Table 2.Embryo laboratory outcomes after matching.

	Uninfected group	Infected group	p value	95% CI
	(n = 698)	(n = 358)	p value	95% CI
Average no. of oocytes retrieved	11 (6, 16)	11 (6, 17)	0.646	–1.00–1.00
Mature oocyte rate, %	84.81 (71.43, 100)	82.35 (69.23, 94.12)	0.138	–0.03–0.00
Normal fertilization rate, %	57.14 (40.00, 75.00)	56.25 (40.00, 71.43)	0.501	–0.04–0.02
Abnormal fertilization rate, %	0.00 (0.00, 12.50)	0.00 (0.00, 14.29)	0.840	0.00–0.00
Cleavage rate, %	100 (100, 100)	100 (100, 100)	0.659	0.00–0.00
High-quality embryo rate, %	37.50 (11.46, 64.12)	44.44 (20.00, 66.67)	0.052	0.00–0.08
Blastocyst formation rate, %	73.33 (50.00, 92.31)	66.67 (50.00, 87.50)	0.013	–0.08–0.00
Available blastocyst rate, %	62.50 (45.45, 80.00)	60.00 (40.00, 80.00)	0.438	–0.05–0.00

Note: 95% CI, 95% confidence interval.
Continuous variables are presented as the median (25th and 75th percentile), while categorical variables are presented as the % (n); p $<$ 0.05 was considered statistically significant.
Mature oocyte rate = Total number of mature oocytes/the total number of oocytes retrieved $\times{}$ 100%. Two pronuclei (2PN) fertilization rate = the number of 2PN oocyte on day 1 / (total number of IVF fertilized oocytes + total number of MII oocytes injected) $\times{}$ 100%.
High-quality embryo rate = the high quality embryo number on day 3 / normal fertilization cleavage embryo number $\times{}$ 100%.
Blastocyst formation rate = the number of blastocysts formed / the number of normally fertilized oocytes. Available blastocyst rate = the number of blastocysts available for cryopreservation and or transfer / the number of normally fertilized oocytes.

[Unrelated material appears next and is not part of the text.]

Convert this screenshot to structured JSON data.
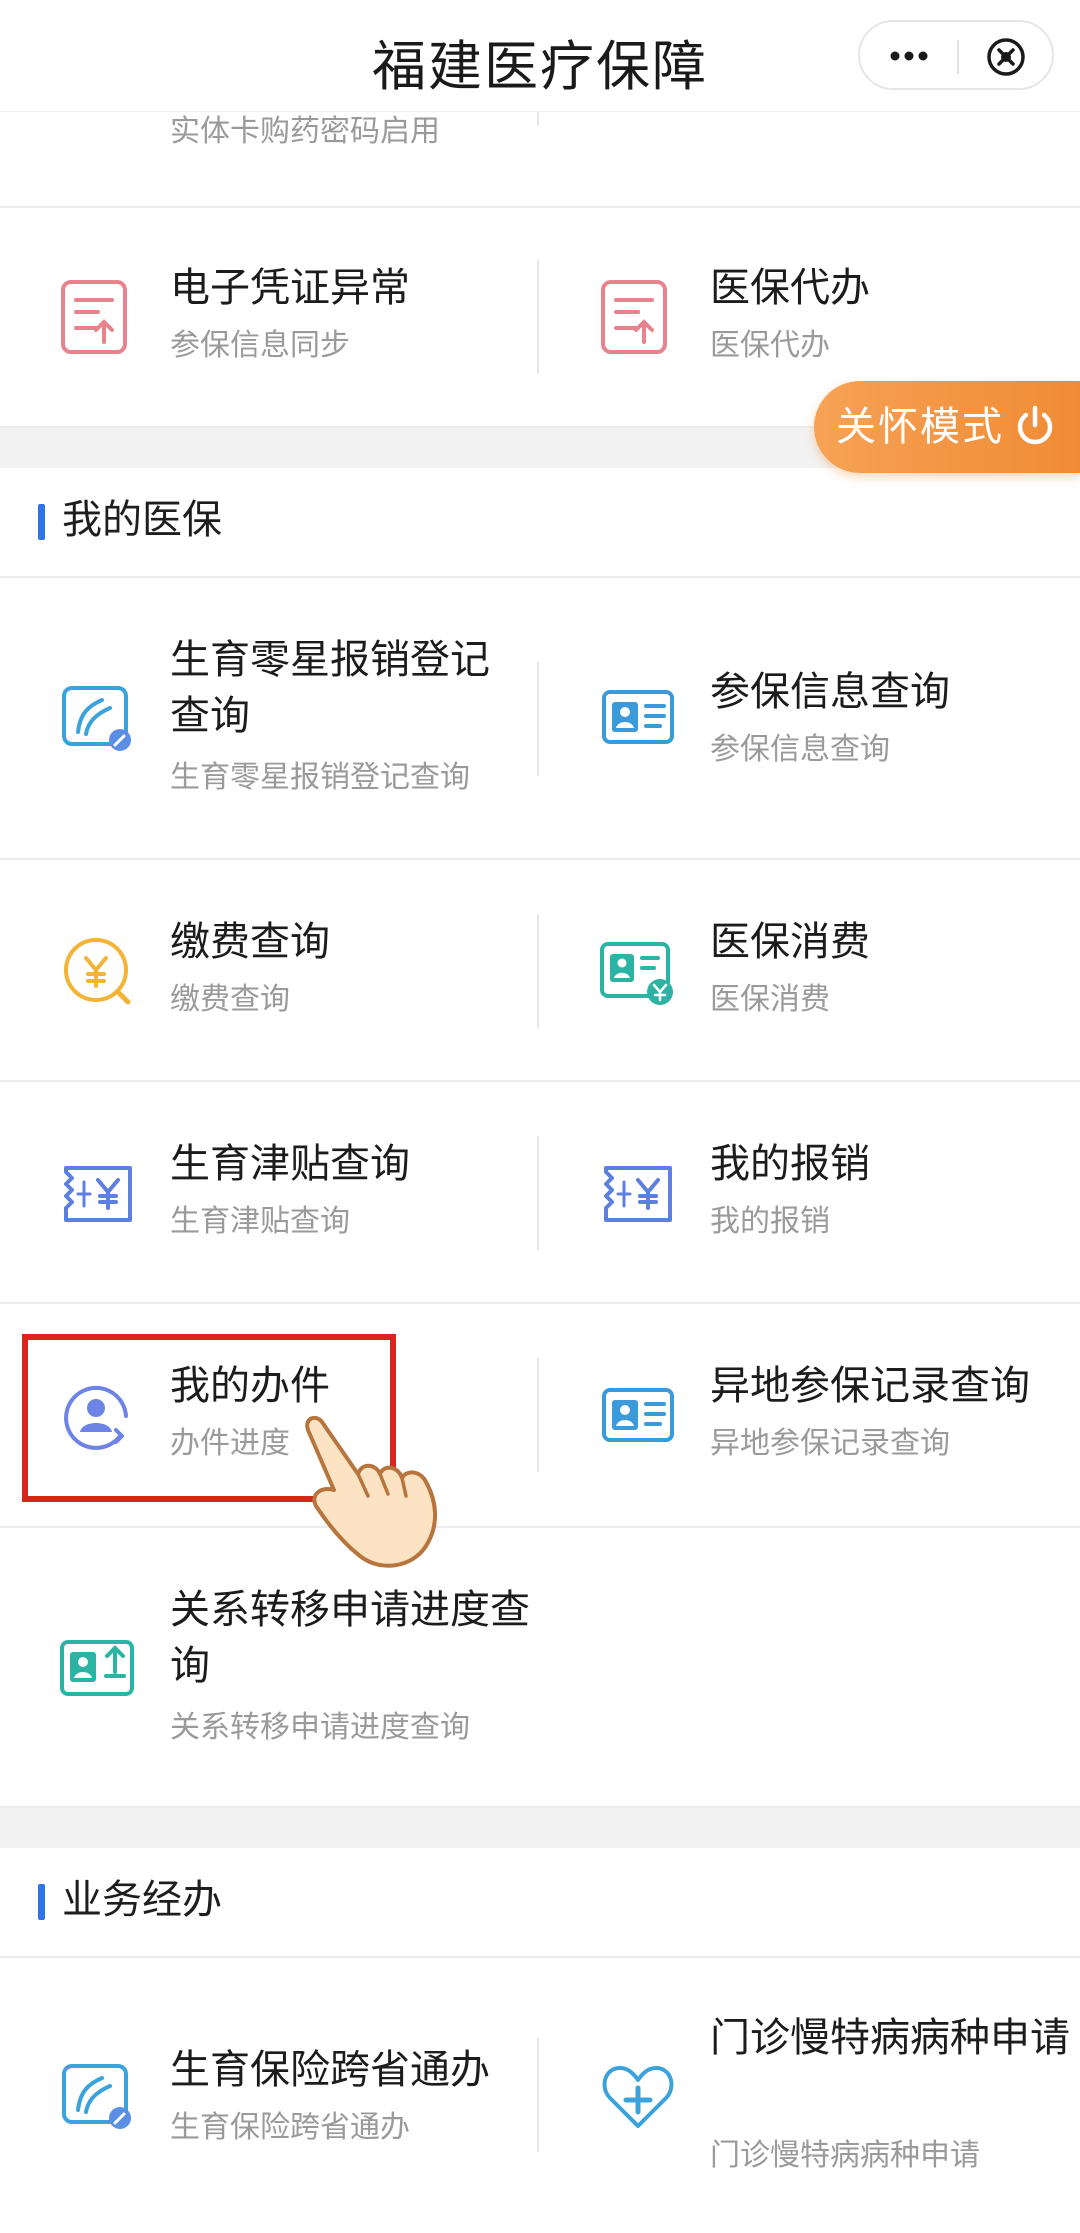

The infected group was further stratified into subgroups by the interval from SARS-CoV-2 infection to oocyte retrieval (30 days, 31~60 days, 61~90 days, and $>$ 90 days). There were no significant differences in baseline demographic characteristics, ovarian stimulation process and egg quality among subgroups. However, couples who underwent IVF 31~60 days after SARS-CoV-2 infection had a significantly higher rate of early rescue ICSI and a significantly lower rate of high-quality embryos on Day 3, blastocyst formation, and available blastocysts compared to the other three subgroups and the uninfected control group. Blastocyst formation was not significantly affected in patients who underwent IVF within 30 days or more than 60 days after SARS-CoV-2 infection. After the first embryo transfer, there were no significant differences in the rates of embryo implantation, biochemical pregnancy, clinical pregnancy and early pregnancy loss among the subgroups (Table 3).

Table 3.Subgroup analysis based on the time interval from SARS-CoV-2 infection to oocyte retrieval.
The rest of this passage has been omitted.